Printing a BST in Newick format and reading off the values always feels like a little bit of a hack to me (because there's no distinction between L->R and R->L in Newick...), but I have a soft spot for it, am also used to reading it, and have found it handy for debugging in the past. And your method doing the printing ought to be consistent in its ordering anyway, unless you're crazy. This also demonstrates wrapping a recursive task by splitting off the recursive work into a separate method, which is then called from publicly available one. The latter handles other tasks that are not so well suited to recursion (e.g. printing a semi-colon and newline only once and at the top level.)

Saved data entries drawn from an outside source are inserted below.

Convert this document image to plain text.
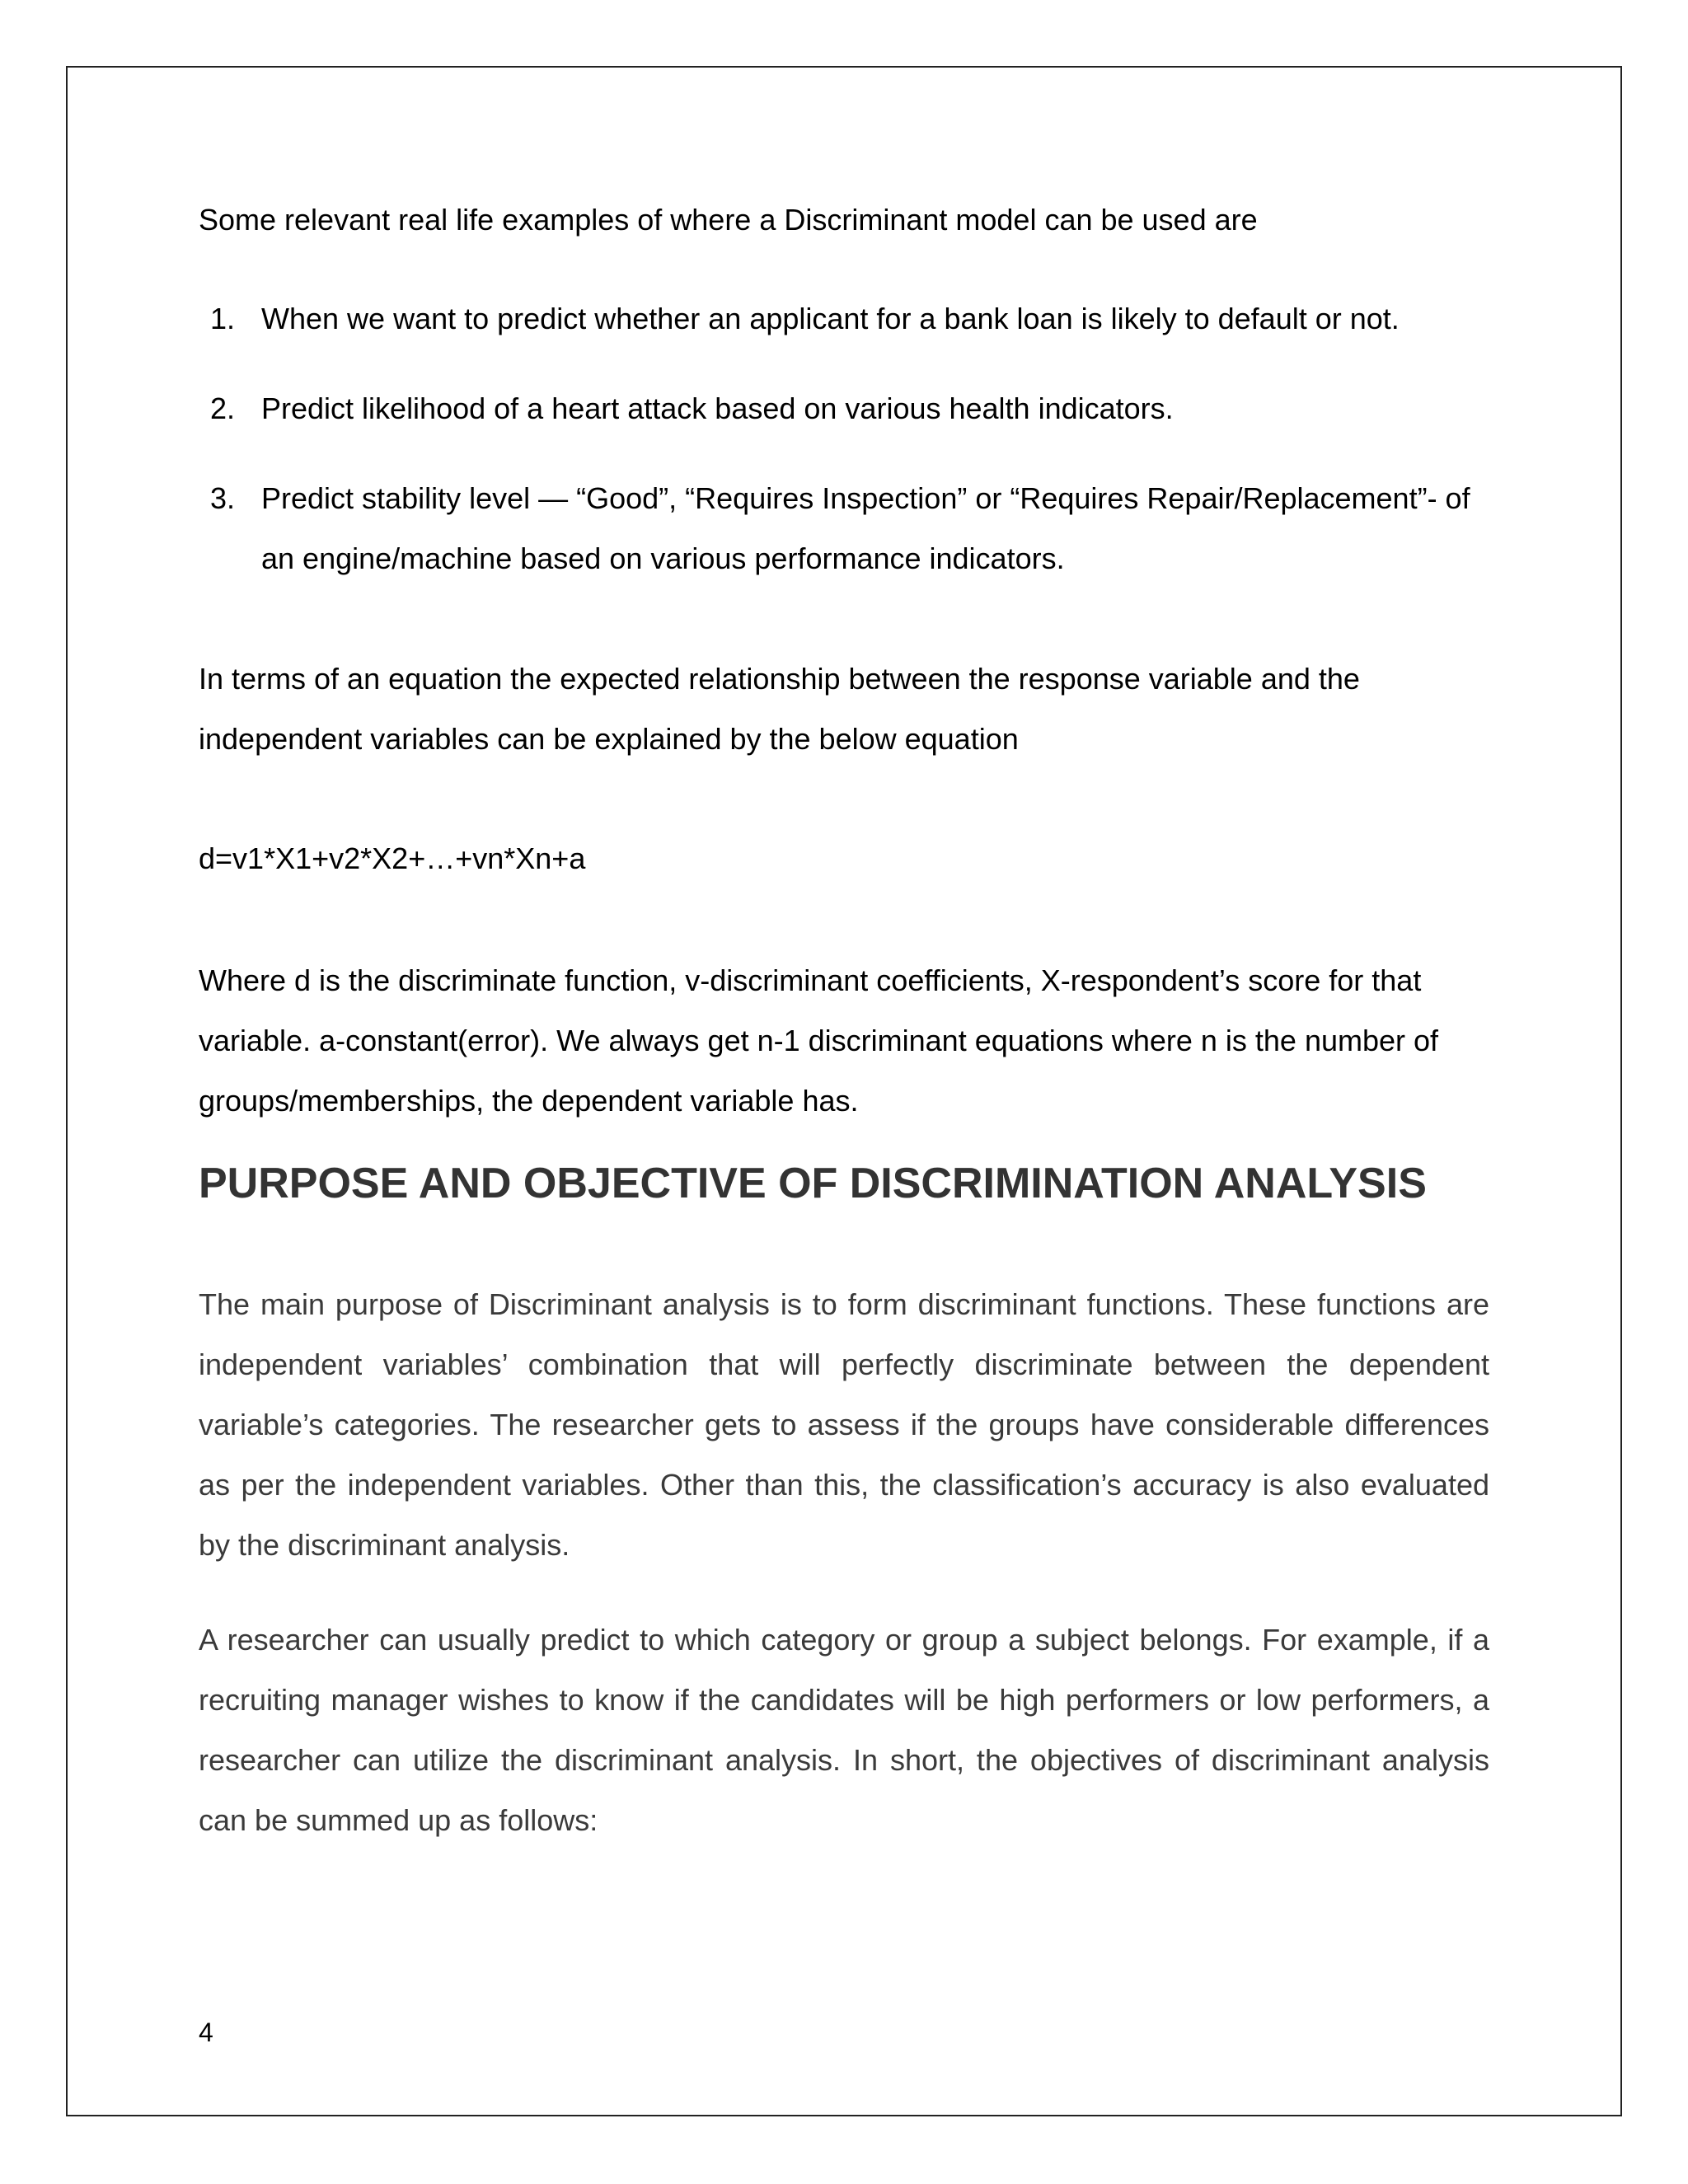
Some relevant real life examples of where a Discriminant model can be used are

1. When we want to predict whether an applicant for a bank loan is likely to default or not.
2. Predict likelihood of a heart attack based on various health indicators.
3. Predict stability level — “Good”, “Requires Inspection” or “Requires Repair/Replacement”- of an engine/machine based on various performance indicators.

In terms of an equation the expected relationship between the response variable and the independent variables can be explained by the below equation

d=v1*X1+v2*X2+…+vn*Xn+a

Where d is the discriminate function, v-discriminant coefficients, X-respondent’s score for that variable. a-constant(error). We always get n-1 discriminant equations where n is the number of groups/memberships, the dependent variable has.

PURPOSE AND OBJECTIVE OF DISCRIMINATION ANALYSIS

The main purpose of Discriminant analysis is to form discriminant functions. These functions are independent variables’ combination that will perfectly discriminate between the dependent variable’s categories. The researcher gets to assess if the groups have considerable differences as per the independent variables. Other than this, the classification’s accuracy is also evaluated by the discriminant analysis.

A researcher can usually predict to which category or group a subject belongs. For example, if a recruiting manager wishes to know if the candidates will be high performers or low performers, a researcher can utilize the discriminant analysis. In short, the objectives of discriminant analysis can be summed up as follows:

4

void bst_newick(const bst *b)
{
    if (NULL != b)
    {
    bst_newick_rec(b);
    printf(";\n");
    }
    else
    {
    printf("NULL!\n");
    }
}

static void bst_newick_rec(const bst *b)
{
    if (NULL == b) {
    return;
    }

    if (NULL != b->left || NULL != b->right) {
    printf("(");
    if (NULL != b->left && NULL != b->right) {
        bst_newick_rec(b->left);
        printf(",");
        bst_newick_rec(b->right);
    } else if (NULL != b->left) {
        bst_newick_rec(b->left);
    } else {
        bst_newick_rec(b->right);
    }
    printf(")");
    }
    printf("%d", b->key);
}

Making a key swapping method is really just a minor convenience.

static void bst_swap_keys(bst *a, bst *b)
{
    int temp;
    if (NULL != a && NULL != b && a != b)
    {
    temp = a->key;
    a->key = b->key;
    b->key = temp;
    }
}

static void *ecalloc(size_t n, size_t s) {
    void *o = calloc(n, s);
    if (NULL == o) {
    fprintf(stderr, "Memory allocation failed!\n");
    exit(EXIT_FAILURE);
    }
    return o;
}

Please keep in mind this has basically been assembled in my coffee break, and has not been rigorously tested. I hope this helps.